Where'd You Go, Bernadette

  • 31 Aug - 06 Sep, 2019
  • Mag The Weekly
  • Reviews

The Richard Linklater's film is an adaptation of Maria Semple's popular 2012 book about an eccentric, anxious, semi-agoraphobic, and mean Seattle mother/wife named Bernadette Fox (Cate Blanchett). Bernadette only really cares about her daughter, Bee (Emma Nelson), and her husband, Elgin Branch (Billy Crudup), a rich Microsoft visionary. And she especially can't stand the "Galen School Gnats" (the busybody, do-gooder moms at Bee's liberal-elite private school), like her neighbour Audrey (Kristen Wiig). After finishing middle school with perfect grades, the precocious Bee asks for a holiday family trip to Antarctica – a request to which Bernadette, who can barely leave the house and outsources nearly all of her duties to Manjula, an email-based virtual assistant in India, surprisingly agrees. But as the trip nears, Bernadette – who, it turns out, is a former MacArthur "Genius" award-winning architect who hasn't worked in 20 years – goes missing.

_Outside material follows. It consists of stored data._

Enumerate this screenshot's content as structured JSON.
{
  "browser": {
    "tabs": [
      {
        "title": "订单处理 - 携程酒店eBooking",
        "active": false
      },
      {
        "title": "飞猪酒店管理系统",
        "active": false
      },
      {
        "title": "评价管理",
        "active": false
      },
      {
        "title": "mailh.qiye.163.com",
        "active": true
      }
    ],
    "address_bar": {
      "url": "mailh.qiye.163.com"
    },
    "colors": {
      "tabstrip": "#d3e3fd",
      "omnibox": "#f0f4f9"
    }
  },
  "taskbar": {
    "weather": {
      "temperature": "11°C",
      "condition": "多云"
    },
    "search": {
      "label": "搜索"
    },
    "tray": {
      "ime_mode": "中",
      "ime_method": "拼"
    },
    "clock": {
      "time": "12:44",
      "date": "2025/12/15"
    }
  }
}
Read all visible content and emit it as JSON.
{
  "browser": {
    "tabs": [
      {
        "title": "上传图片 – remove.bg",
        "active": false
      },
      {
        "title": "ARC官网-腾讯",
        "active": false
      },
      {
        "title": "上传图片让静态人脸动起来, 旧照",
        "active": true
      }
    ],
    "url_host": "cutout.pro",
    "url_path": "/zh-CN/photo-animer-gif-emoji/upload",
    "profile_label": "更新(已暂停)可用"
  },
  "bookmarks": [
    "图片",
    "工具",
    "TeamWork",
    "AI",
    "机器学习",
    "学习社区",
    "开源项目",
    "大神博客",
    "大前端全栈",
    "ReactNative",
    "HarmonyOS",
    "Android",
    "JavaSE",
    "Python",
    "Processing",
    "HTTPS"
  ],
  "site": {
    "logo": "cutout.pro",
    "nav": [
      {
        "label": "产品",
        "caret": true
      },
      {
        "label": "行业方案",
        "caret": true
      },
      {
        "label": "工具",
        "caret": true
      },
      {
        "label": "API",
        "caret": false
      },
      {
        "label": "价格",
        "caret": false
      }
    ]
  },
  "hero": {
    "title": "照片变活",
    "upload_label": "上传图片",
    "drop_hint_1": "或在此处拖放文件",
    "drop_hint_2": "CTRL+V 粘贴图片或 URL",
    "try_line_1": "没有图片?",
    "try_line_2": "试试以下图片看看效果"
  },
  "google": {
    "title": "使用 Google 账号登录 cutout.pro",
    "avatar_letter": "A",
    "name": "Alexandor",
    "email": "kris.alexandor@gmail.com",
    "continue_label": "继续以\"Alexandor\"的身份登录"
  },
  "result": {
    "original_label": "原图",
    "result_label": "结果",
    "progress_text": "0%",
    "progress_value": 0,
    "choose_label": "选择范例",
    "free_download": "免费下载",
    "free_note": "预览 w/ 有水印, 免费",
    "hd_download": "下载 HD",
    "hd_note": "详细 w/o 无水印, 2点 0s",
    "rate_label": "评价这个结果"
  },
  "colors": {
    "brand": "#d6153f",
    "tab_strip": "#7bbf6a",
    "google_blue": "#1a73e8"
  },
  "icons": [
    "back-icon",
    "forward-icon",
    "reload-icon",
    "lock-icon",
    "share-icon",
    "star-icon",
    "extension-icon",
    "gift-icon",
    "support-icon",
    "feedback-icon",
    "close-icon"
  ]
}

The performances, particularly Blanchett's, outweigh the product in this adaptation that favours audiences familiar with the story and its anxious-genius main character. There's a moment in the film where Bernadette tells a research scientist that she needs to inhabit a space completely to design for it; that's also how Blanchett immerses herself in a character, whether it's Queen Elizabeth, Galadriel, Kate Hepburn, Jasmine, or Hela. The character of Bernadette is purposely unlikable at first, with her utter contempt and petty squabbles and her upper-class distance from reality. Her one happy place is any time she's with her daughter, Bee, who's the apple of Bernadette's eye and possibly the only person around whom she's joyful. But Blanchett is brilliant at expressing the subtle changes that revive Bernadette’s artistic energy.

Crudup’s Elgin is perhaps too sympathetic in the film and not as overtly an egotistical workaholic as his character is in the book, but it’s still clear that none of the other school parents blame or hate him for not being involved, the way they do Bernadette. And Laurence Fishburne is remarkably effective in one pivotal conversation scene as Bernadette's prophetic and inspiring former mentor. Visually, the film focuses on architecture and the design of each space in a way that honours the main character. Plotwise, however, those who haven’t read the book may be less invested in the central story arc, especially with the Manjula storyline, which is more humorously handled in the source material. This is an adaptation to see because of the performances more than anything else, because Blanchett always makes it worth a viewer’s time.